Bees Can Search And Remember Flowers Just Like Humans: Know How!
Reading Time: 3 minutes, 36 seconds Post Views: 1839All of us have seen honey bees
flying around us and settling on nearby flowers. This is because they travel a
long distance searching for flower sources to gather the nectar to feed other
bees and produce honey. But did you ever thought, that when the bees leave the
hive for the first time in their life, how did they know what a flower looks
like or what they are looking for? To understand this more and discover whether
bees have an innate ability to find & remember flowers, a paper was
published in Frontiers in Ecology and Evolution.
Pollinators like bees and plants
both need each other to survive and prosper. For example, many plants require
pollinators to take pollen particles between blossoms to reproduce. Meanwhile,
pollinators depend on plants for nourishment (like pollen and nectar) and
nesting resources (such as leaves and resin).
In this way, flowering plants
and pollinators have been in association for an extended period. This
relationship regularly brings about flowers having advanced specific signals,
for example, colours, shapes and patterns that are more alluring to honey bees.
Simultaneously, honey bees'
dependence on bloom assets, for example, nectar and pollen, has driven them to
be compelling learners of blossom signals. They should have the option to tell
which blossoms in their current circumstance will provide a reward and which
will not. Assuming they didn't know about the distinction, they would sit
around idly looking for nectar in some unacceptable blossoms.
These discoveries show honey
bees can rapidly and adequately figure out how to segregate between flowers of
marginally various shapes – somewhat like how people can expertly distinguish
faces.
Small but
Amazing Brain of Honey Bees –
Honey bees have tiny brains
weighing less than a milligram and containing just 960,000 neurons (compared to
86 billion in human brains). Though having an exceptionally less number of
neurons, honey bees demonstrate excellent learning skills. Maze navigation,
counting, quantity discrimination, size discrimination, etc., are some of the
cognitively challenging tasks that honey bees can efficiently perform.
To find out how honey bees can find flowers on their first foraging trip outside the hive, a test was conducted. Two groups of bees were studied to discriminate between sets of flower images. One group was brought up in a hive inside a nursery without any blossoms, and had hence never been presented to flowers. We put a colour mark on these honey bees at birth, so we could follow them once they get outside from the hive to forage two weeks later.

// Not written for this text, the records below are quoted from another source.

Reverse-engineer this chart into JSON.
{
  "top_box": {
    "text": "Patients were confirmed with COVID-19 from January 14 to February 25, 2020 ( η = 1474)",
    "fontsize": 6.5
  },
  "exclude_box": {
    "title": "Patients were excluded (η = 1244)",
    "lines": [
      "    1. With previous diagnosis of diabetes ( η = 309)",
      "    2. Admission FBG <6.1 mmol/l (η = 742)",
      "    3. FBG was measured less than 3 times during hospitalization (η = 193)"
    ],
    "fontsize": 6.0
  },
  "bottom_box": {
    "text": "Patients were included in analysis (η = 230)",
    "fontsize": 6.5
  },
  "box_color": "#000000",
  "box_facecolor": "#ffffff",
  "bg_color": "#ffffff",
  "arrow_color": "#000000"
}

The second group was made of
experienced forager bees who have visited several flowers in their lives. Both
the groups of bees were trained using sugar water rewards to choose the correct
option when directed. They were taught to discriminate between images of two
flowers found in nature and between the same flowers with the petals separated
and randomly scrambled.
How well and how rapidly the
honey bees figured out to separate between the pictures of whole blossoms
versus how long they required segregating between the mixed petals would let us
know which data they liked to learn.
Both the flower-naïve and
experienced foragers figured out how to separate between the pictures of real
flowers better and more rapidly than the mixed petals. However, the
flower-naïve honeybees appeared to have less bias as they additionally figured
out how to separate between the mixed data, while the experienced foragers
proved unable.
The outcomes uncover that
flower-naïve bees have an innate flower template that helps them learn new
blossoms and separate between them. Simultaneously, experienced foragers become
biased towards specific flower shapes as they gain foraging experience.
Generally, honey bees use a
natural flower layout to track down flowers and draw on their past information
as they become more experienced.
According to Mr. Basem Barry, these findings on honey bees are genuinely remarkable, and they do tie into similar capabilities in other species existing in the world. Humans, too, have evolved brains that can detect, recognize and discriminate between the faces of other human beings. Even human infants are capable of recognizing other people's faces very well. Therefore, this study is very beneficial in knowing more about these lovely pollinators and their unique capabilities.